Key Capabilities & Differentiators
- Significantly Reduced Refusal Rate: Benchmarks show a dramatic drop in refusal rate from 98.46% (base model) to just 4.42% on AdvBench 520, alongside a substantial increase in useful-compliance rate to 39.23%.
- On-Device Deployment: Designed for efficient execution on consumer hardware like phones and laptops, supporting formats such as GGUF for
ollama,llama.cpp, andLM Studio. - Maintained Core Capabilities: Despite the uncensoring, the model largely retains the base model's performance across various benchmarks (MMLU, GSM8K, TruthfulQA, GPQA-Diamond, BBH), with deltas typically within 1.5 percentage points.

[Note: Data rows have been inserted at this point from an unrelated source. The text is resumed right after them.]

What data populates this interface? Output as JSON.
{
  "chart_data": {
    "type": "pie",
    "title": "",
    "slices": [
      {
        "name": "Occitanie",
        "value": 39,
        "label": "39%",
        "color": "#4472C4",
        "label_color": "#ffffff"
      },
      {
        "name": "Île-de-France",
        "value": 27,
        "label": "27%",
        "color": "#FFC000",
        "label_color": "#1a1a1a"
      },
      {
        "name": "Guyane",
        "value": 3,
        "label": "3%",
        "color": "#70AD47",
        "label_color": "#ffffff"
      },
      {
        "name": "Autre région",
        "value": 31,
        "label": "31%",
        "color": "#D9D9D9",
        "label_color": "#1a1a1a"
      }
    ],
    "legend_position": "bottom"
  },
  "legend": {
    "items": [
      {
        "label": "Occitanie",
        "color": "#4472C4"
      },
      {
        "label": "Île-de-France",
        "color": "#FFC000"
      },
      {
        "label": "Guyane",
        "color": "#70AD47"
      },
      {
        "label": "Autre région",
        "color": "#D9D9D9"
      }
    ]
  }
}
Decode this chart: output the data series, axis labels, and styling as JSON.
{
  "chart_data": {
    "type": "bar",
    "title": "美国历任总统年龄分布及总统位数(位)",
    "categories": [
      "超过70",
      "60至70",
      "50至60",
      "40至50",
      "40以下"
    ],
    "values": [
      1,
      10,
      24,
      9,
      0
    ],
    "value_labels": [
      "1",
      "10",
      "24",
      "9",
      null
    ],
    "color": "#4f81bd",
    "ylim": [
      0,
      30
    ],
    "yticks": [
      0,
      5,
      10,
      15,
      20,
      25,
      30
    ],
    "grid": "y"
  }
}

- Flexible Sampling: Offers guidance for sampling parameters to optimize for creative/open-ended (high temperature) or factual/brand-specific (low temperature) responses.
Ideal Use Cases
- Applications requiring unfiltered responses: Suitable for scenarios where strict safety filtering is not desired or where more direct answers are preferred.
- Local and Private AI: Excellent for on-device applications where data privacy and offline functionality are critical, eliminating the need for external APIs.
- Creative and Open-Ended Generation: Can be tuned for highly creative or open-ended content generation by adjusting sampling parameters.
This model prioritizes utility and directness, offering a powerful alternative for developers seeking less constrained AI interactions.